Workers on low incomes are among the most badly treated. While some 75% of those earning £26,000 or more said they felt supported by their employer to manage their caring responsibilities for children, this dropped to just one in two people earning less than that amount.
The research shows nearly one in 10 carers are “sandwich carers”, meaning they have caring responsibilities for both a child and an adult.
Instead of expecting women, for example, to somehow juggle it all, workplaces need to change, Woodworth says: “It’s very clear that some groups are much more dramatically affected than others, and have a much harder time than others, but it’s not about problematising those groups, it’s about the workplace shifting its expectations, its norms, its cultures to better reflect the needs of the people who are trying to engage with it.”
The charity wants the government and employers to offer new fathers more ring-fenced, paid time off to look after their children when they are born, so that childcare responsibilities can be shared more equally between couples from the start of a child’s life.
The research found that even among women who identify as joint carers, 52% say they do “more than my fair share”, in comparison to 10% of men. One in three men admit they do “less than my fair share”, in comparison to 4% of women. Women are also significantly more likely than men to say their day job has been interrupted because of caring responsibilities, with many women saying they do more than their fair share because their partner’s working pattern or culture is unsupportive of work and care.
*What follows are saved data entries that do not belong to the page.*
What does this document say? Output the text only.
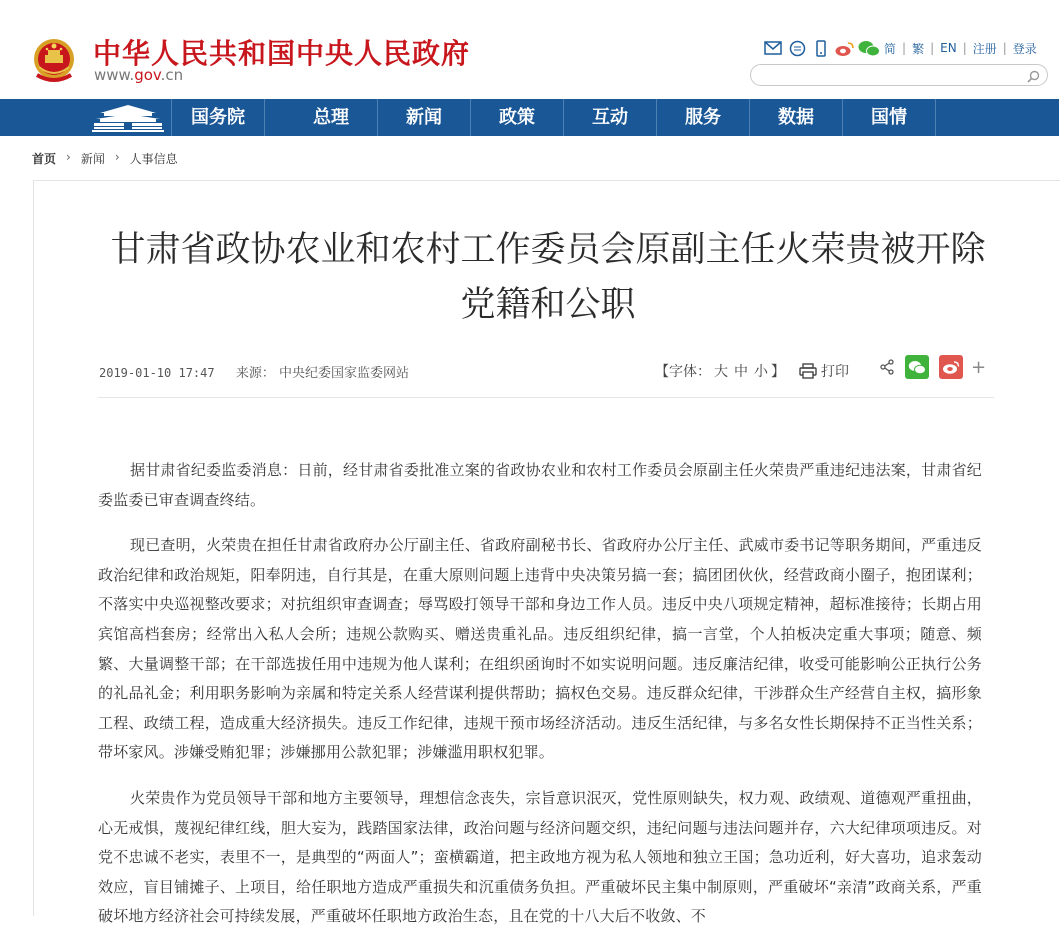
中华人民共和国中央人民政府
www.gov.cn
简 | 繁 | EN | 注册 | 登录
国务院	总理	新闻	政策	互动	服务	数据	国情
首页 › 新闻 › 人事信息
甘肃省政协农业和农村工作委员会原副主任火荣贵被开除党籍和公职
2019-01-10 17:47 来源： 中央纪委国家监委网站	【字体： 大 中 小 】	打印	+

据甘肃省纪委监委消息：日前，经甘肃省委批准立案的省政协农业和农村工作委员会原副主任火荣贵严重违纪违法案，甘肃省纪委监委已审查调查终结。

现已查明，火荣贵在担任甘肃省政府办公厅副主任、省政府副秘书长、省政府办公厅主任、武威市委书记等职务期间，严重违反政治纪律和政治规矩，阳奉阴违，自行其是，在重大原则问题上违背中央决策另搞一套；搞团团伙伙，经营政商小圈子，抱团谋利；不落实中央巡视整改要求；对抗组织审查调查；辱骂殴打领导干部和身边工作人员。违反中央八项规定精神，超标准接待；长期占用宾馆高档套房；经常出入私人会所；违规公款购买、赠送贵重礼品。违反组织纪律，搞一言堂，个人拍板决定重大事项；随意、频繁、大量调整干部；在干部选拔任用中违规为他人谋利；在组织函询时不如实说明问题。违反廉洁纪律，收受可能影响公正执行公务的礼品礼金；利用职务影响为亲属和特定关系人经营谋利提供帮助；搞权色交易。违反群众纪律，干涉群众生产经营自主权，搞形象工程、政绩工程，造成重大经济损失。违反工作纪律，违规干预市场经济活动。违反生活纪律，与多名女性长期保持不正当性关系；带坏家风。涉嫌受贿犯罪；涉嫌挪用公款犯罪；涉嫌滥用职权犯罪。

火荣贵作为党员领导干部和地方主要领导，理想信念丧失，宗旨意识泯灭，党性原则缺失，权力观、政绩观、道德观严重扭曲，心无戒惧，蔑视纪律红线，胆大妄为，践踏国家法律，政治问题与经济问题交织，违纪问题与违法问题并存，六大纪律项项违反。对党不忠诚不老实，表里不一，是典型的“两面人”；蛮横霸道，把主政地方视为私人领地和独立王国；急功近利，好大喜功，追求轰动效应，盲目铺摊子、上项目，给任职地方造成严重损失和沉重债务负担。严重破坏民主集中制原则，严重破坏“亲清”政商关系，严重破坏地方经济社会可持续发展，严重破坏任职地方政治生态，且在党的十八大后不收敛、不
She hopes employers and the government will see the pandemic as a watershed moment. “The pandemic was bad for a lot of people with care responsibilities, and it was particularly bad on the gendered front. When lockdown happened, women were more likely to be furloughed and working mothers were more likely to lose their jobs than working fathers.”
But at the same time, she says, the pandemic made everyone more aware of the challenges faced by working carers. “It did have the effect of making people more aware of how hard it is to combine paid work with care, and it challenged and debunked a lot of old-fashioned ideas around what effective and productive work looks like.”